Übergangszeit: Keine Panik!
Der Bundesagentur für Arbeit zufolge werden die Familienkassen Eltern keine Probleme machen, die erst im Laufe des Jahres 2016 ihre Steuer-Identifikationsnummern mitteilen bzw. dort nachreichen. In diversen Veröffentlichungen und im Internet kursiert die Meldung, dass man kein Kindergeld mehr bekommt, wenn die Steuer-ID-Nummer nicht bis 1.1.2016 bei der Behörde vorliegt. Dies ist falsch.

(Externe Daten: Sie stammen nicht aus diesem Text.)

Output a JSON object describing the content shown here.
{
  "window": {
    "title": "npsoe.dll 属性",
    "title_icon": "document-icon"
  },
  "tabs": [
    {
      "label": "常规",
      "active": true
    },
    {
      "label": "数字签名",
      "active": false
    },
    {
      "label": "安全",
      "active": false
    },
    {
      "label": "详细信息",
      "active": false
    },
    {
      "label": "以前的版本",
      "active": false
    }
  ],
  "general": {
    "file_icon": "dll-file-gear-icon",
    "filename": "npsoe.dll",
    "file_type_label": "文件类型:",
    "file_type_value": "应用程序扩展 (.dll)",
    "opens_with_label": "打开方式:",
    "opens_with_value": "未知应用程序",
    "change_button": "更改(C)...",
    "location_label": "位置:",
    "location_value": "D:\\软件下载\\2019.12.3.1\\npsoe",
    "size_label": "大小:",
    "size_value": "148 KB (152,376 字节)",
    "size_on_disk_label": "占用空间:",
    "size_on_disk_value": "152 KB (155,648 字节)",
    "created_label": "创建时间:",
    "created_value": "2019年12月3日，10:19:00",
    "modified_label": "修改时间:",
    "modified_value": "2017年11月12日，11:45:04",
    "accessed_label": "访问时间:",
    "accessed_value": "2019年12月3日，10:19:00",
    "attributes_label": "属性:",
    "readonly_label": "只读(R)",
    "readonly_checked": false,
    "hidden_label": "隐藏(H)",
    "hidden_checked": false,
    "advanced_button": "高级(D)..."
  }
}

Allgemein: Voraussetzungen für Kindergeld
Anspruch auf Kindergeld haben grundsätzlich alle Kinder von der Geburt an bis zum vollendeten 18. Lebensjahr. Für Kinder über 18 gibt es besondere Regeln:
- Ein volljähriges Kind kann bis zur Vollendung des 25. Lebensjahres Kindergeld bekommen, solange es für einen zukünftigen Beruf ausgebildet wird.
- Dazu gehören zum Beispiel der Besuch allgemeinbildender Schulen, die betriebliche Ausbildung, eine weiterführende Ausbildung sowie die Ausbildung für einen weiteren Beruf.
- Kindergeld bis 25 kann auch gezahlt werden, wenn das Kind eine Ausbildung machen will, aber trotz ernsthafter Bemühung keinen Ausbildungsplatz findet.
- Vor Vollendung des 25. Lebensjahres kann auch Kindergeld für höchstens vier Monate für eine Übergangszeit etwa zwischen Schulabschluss und Beginn der Ausbildung gezahlt werden.
- Ebenso während der Ableistung eines berücksichtigungsfähigen Freiwilligendienstes (zum Beispiel freiwilliges soziales Jahr).
- Nach Abschluss einer erstmaligen Berufsausbildung oder eines Erststudiums wird Kindergeld nur gezahlt, wenn das Kind keiner anspruchsschädlichen (also mehr als geringfügigen) Erwerbstätigkeit nachgeht.
- Bis zum 21. Lebensjahr kann Kindergeld gezahlt werden, wenn das Kind nicht in einem Arbeitsverhältnis steht und bei einer Agentur für Arbeit als arbeitsuchend gemeldet ist.
- Kinder, die aufgrund einer Behinderung nicht in der Lage sind, für ihren eigenen Unterhalt zu sorgen, können auch über das 25. Lebensjahr hinaus Kindergeld erhalten.
- Freiwilliger Wehrdienst gilt unter Umständen als Berufsausbildung.
- Kindergeld kann nicht nur an die leiblichen Eltern ausgezahlt werden, sondern auch an Großeltern, Pflegeeltern oder Stiefeltern. Allerdings immer nur an eine Person zur Zeit.

Wo und wie stellt man einen Antrag auf Kindergeld?
Der Antrag ist bei der Familienkasse am Wohnort zu stellen – und zwar schriftlich und mit Unterschrift. Die Familienkasse hat dafür Formulare. Der Antrag kann persönlich in der Familienkasse abgegeben, per Post zugesandt oder auch durch einen Beauftragten abgegeben werden – oder auch per Fax zugeschickt. Für den ersten Antrag auf Kindergeld muss man einen Antragsvordruck (KG 1) mit „Anlage Kind“ ausfüllen. Soll Kindergeld für mehrere Kinder beantragt werden, muss die „Anlage Kind“ für jedes Kind ausgefüllt und mit dem Antrag eingereicht werden.